Member of the Pennsylvania House of Representatives
- Incumbent
- Assumed office September 8, 2026
- Preceded by: Stephenie Scialabba
- Constituency: 12th district

Personal details
- Born: 1985 or 1986 (age 40–41)
- Party: Democratic Party
- Education: University of Pittsburgh

= Brandon Dukes =

American politician

Brandon Michael Dukes is an American politician and member of the Pennsylvania House of Representatives. A member of the Democratic Party, he was elected in a special election in August 2026.

== Biography ==
Dukes grew up in the Brookline neighbourhood of Pittsburgh and graduated from Seton-La Salle Catholic High School. He has a bachelor's degree in political science from the University of Pittsburgh. He currently resides in Cranberry Township, Butler County. He has worked in the financial sector since 2010, most recently in mortgages and commercial lending for a national bank.

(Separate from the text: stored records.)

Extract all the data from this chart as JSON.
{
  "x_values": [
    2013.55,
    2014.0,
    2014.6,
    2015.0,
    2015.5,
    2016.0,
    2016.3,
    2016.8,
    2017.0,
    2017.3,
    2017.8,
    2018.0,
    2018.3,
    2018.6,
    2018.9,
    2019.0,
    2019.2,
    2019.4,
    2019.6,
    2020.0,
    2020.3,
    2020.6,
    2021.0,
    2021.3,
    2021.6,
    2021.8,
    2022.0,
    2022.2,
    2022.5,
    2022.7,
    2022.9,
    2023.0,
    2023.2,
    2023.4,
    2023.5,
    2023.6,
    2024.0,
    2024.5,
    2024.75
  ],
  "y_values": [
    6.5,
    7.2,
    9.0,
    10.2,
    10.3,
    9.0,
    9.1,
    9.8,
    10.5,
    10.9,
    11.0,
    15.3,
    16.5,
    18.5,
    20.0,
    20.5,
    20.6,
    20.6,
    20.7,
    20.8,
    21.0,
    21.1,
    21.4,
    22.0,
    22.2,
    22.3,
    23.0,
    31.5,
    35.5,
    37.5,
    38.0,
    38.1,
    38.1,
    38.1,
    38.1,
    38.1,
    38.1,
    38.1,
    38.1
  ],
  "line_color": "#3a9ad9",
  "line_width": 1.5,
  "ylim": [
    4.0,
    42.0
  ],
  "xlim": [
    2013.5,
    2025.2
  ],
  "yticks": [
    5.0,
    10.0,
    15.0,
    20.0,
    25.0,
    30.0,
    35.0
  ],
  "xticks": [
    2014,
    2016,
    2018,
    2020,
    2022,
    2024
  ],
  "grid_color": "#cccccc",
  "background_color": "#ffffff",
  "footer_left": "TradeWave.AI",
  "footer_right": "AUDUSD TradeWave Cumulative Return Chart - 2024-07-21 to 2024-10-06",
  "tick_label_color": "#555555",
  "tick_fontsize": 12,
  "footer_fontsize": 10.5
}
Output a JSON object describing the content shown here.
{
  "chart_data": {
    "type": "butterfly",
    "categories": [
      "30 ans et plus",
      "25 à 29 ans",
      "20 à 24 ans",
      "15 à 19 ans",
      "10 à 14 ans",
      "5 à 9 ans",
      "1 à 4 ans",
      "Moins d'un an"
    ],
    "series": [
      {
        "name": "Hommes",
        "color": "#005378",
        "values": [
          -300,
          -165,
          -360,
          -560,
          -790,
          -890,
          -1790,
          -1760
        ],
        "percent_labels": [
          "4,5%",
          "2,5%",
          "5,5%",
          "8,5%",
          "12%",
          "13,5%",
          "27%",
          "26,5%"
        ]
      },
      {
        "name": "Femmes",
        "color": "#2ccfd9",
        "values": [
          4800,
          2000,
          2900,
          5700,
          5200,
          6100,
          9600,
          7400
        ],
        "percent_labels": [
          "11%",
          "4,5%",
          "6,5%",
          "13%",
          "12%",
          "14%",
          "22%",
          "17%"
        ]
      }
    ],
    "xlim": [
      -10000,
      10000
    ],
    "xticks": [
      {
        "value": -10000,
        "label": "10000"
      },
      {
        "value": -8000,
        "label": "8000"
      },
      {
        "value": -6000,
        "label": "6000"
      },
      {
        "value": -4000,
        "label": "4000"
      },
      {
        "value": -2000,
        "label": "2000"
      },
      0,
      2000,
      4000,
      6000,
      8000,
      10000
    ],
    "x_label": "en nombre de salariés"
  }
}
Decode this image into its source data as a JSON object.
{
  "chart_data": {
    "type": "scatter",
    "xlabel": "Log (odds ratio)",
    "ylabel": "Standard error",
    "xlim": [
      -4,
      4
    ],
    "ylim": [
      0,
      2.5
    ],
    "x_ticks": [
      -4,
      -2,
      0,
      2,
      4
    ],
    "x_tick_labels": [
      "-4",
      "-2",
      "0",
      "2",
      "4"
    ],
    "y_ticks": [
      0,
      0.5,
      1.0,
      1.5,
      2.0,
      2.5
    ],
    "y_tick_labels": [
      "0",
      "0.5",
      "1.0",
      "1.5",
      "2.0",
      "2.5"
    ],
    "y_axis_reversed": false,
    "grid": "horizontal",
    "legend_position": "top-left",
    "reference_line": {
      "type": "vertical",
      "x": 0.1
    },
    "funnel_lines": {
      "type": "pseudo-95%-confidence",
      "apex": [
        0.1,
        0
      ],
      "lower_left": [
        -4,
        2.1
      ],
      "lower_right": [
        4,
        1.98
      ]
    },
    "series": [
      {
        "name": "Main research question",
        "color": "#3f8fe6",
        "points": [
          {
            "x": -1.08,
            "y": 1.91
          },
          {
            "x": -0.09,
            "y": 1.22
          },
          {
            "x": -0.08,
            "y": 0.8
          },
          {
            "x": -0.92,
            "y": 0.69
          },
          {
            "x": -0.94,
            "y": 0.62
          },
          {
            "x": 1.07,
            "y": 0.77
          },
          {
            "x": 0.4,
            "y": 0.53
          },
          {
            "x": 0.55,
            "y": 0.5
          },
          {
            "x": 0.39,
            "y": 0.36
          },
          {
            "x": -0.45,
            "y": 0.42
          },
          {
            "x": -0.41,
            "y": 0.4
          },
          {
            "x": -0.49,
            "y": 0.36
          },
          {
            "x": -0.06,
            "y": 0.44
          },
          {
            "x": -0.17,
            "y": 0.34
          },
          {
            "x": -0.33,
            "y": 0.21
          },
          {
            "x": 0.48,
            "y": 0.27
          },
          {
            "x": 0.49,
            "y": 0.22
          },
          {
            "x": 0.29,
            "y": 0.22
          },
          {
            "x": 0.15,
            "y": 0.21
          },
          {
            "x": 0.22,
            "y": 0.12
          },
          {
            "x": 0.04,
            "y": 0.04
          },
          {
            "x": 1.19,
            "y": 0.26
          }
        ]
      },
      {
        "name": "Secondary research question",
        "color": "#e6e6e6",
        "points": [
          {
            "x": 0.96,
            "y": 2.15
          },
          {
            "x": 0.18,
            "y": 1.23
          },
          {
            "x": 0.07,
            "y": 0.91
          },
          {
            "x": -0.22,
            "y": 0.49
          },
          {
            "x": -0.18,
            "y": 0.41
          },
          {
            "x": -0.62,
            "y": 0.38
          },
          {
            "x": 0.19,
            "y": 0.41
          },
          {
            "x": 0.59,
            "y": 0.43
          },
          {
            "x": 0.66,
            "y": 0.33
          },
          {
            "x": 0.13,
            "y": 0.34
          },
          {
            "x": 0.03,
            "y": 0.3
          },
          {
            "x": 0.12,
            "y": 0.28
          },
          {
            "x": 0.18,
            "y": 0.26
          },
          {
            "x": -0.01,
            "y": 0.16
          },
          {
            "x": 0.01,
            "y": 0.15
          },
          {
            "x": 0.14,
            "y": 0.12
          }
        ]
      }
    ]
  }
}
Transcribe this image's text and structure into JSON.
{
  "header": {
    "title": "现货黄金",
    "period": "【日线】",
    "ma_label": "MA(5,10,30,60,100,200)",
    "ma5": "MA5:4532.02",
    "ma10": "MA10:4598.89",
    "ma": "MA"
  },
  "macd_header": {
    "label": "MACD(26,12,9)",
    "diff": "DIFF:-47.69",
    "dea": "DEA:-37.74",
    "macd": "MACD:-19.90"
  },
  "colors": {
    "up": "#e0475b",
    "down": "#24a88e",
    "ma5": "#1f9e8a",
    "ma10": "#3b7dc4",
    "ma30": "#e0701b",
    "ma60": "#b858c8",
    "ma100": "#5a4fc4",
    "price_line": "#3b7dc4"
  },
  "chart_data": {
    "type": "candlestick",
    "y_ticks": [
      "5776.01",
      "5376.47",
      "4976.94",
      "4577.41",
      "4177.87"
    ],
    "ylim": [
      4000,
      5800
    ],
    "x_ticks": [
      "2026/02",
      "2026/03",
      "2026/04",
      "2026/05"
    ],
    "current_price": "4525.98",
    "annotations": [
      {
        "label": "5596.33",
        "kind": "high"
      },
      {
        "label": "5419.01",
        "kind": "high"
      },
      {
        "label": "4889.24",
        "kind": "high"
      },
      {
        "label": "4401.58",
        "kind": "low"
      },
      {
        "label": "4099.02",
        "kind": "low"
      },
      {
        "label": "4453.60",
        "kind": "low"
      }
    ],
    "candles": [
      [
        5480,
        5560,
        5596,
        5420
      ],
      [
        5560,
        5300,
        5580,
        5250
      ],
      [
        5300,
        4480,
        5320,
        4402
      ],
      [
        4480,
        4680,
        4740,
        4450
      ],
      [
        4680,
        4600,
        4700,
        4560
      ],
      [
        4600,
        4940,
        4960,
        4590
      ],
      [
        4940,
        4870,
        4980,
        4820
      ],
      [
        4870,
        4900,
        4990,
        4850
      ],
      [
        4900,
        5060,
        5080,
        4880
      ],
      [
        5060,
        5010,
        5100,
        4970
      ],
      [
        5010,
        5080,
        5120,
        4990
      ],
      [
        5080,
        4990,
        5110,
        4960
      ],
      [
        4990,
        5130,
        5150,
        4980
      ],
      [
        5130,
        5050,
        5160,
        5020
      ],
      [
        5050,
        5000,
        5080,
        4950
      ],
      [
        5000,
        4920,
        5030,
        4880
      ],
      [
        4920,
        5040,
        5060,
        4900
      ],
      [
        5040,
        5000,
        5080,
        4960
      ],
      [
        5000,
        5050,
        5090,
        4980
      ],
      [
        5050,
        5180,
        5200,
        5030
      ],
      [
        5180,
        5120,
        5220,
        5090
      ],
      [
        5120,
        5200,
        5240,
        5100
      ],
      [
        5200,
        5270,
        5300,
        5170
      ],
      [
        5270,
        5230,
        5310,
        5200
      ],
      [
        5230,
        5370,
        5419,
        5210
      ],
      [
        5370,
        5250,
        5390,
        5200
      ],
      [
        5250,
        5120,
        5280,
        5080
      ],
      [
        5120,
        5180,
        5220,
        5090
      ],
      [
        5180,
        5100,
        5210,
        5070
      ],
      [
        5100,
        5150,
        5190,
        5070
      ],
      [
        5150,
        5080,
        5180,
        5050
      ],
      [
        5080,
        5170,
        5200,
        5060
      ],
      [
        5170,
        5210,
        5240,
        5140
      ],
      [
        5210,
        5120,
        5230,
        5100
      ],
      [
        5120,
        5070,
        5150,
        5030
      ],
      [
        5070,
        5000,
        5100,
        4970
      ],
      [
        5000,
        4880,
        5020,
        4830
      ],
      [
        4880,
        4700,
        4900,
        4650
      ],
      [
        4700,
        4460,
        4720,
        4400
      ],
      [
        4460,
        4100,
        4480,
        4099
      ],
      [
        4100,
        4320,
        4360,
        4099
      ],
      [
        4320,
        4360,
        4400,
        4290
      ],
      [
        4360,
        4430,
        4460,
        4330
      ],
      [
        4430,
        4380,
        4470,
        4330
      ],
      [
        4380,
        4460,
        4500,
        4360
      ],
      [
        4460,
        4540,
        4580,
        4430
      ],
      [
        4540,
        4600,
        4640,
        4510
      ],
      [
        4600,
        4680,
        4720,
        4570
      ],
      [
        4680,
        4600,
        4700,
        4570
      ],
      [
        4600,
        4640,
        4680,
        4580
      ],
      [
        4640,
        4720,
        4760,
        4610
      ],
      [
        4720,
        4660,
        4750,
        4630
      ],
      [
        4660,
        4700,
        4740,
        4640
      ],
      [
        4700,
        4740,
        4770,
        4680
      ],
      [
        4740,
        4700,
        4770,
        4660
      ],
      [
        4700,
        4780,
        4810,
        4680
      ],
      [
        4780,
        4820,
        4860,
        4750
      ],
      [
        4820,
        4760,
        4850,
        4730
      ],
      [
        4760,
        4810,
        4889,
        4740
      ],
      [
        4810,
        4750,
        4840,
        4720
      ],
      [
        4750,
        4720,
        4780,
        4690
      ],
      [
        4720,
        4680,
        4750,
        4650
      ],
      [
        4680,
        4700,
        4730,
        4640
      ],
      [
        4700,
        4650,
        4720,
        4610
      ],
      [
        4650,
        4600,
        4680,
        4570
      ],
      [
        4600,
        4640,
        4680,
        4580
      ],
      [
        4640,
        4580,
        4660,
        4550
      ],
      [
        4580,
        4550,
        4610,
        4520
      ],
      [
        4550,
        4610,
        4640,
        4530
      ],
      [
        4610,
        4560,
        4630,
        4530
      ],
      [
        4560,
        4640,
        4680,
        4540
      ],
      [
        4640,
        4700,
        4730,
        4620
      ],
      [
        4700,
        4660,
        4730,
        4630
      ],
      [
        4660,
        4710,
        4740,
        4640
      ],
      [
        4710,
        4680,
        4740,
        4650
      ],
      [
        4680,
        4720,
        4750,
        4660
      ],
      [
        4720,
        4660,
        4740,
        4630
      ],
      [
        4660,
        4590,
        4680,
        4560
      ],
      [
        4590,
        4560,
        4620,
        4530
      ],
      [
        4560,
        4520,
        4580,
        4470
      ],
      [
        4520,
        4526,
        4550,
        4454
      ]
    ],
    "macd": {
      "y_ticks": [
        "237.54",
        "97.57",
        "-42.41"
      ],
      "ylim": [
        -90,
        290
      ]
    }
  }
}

Dukes contested the Cranberry Township supervisor election in November 2025 but was defeated by incumbent Bruce Hezlep by 1.3%. The Pennsylvania House of Representatives' 12th district, which includes the northern suburbs of Pittsburgh, became vacant following the resignation of incumbent Stephenie Scialabba in March 2026. The district has been represented by Republicans since the 1990s and voted for Donald Trump by a margin of 18% in the 2024 presidential election. Dukes was unopposed in the Democratic Party primary in May 2026. He was narrowly elected to the Pennsylvania House of Representatives in a special election held on August 18, 2026, receiving 50.3% of votes. He was sworn in on September 8, 2026 and will serve-out the remainder of Scialabba's term which expires in January 2027. Dukes and his special election opponent Scott Timko will face each other in the general election in the district on November 3, 2026.

Dukes is married and has a daughter.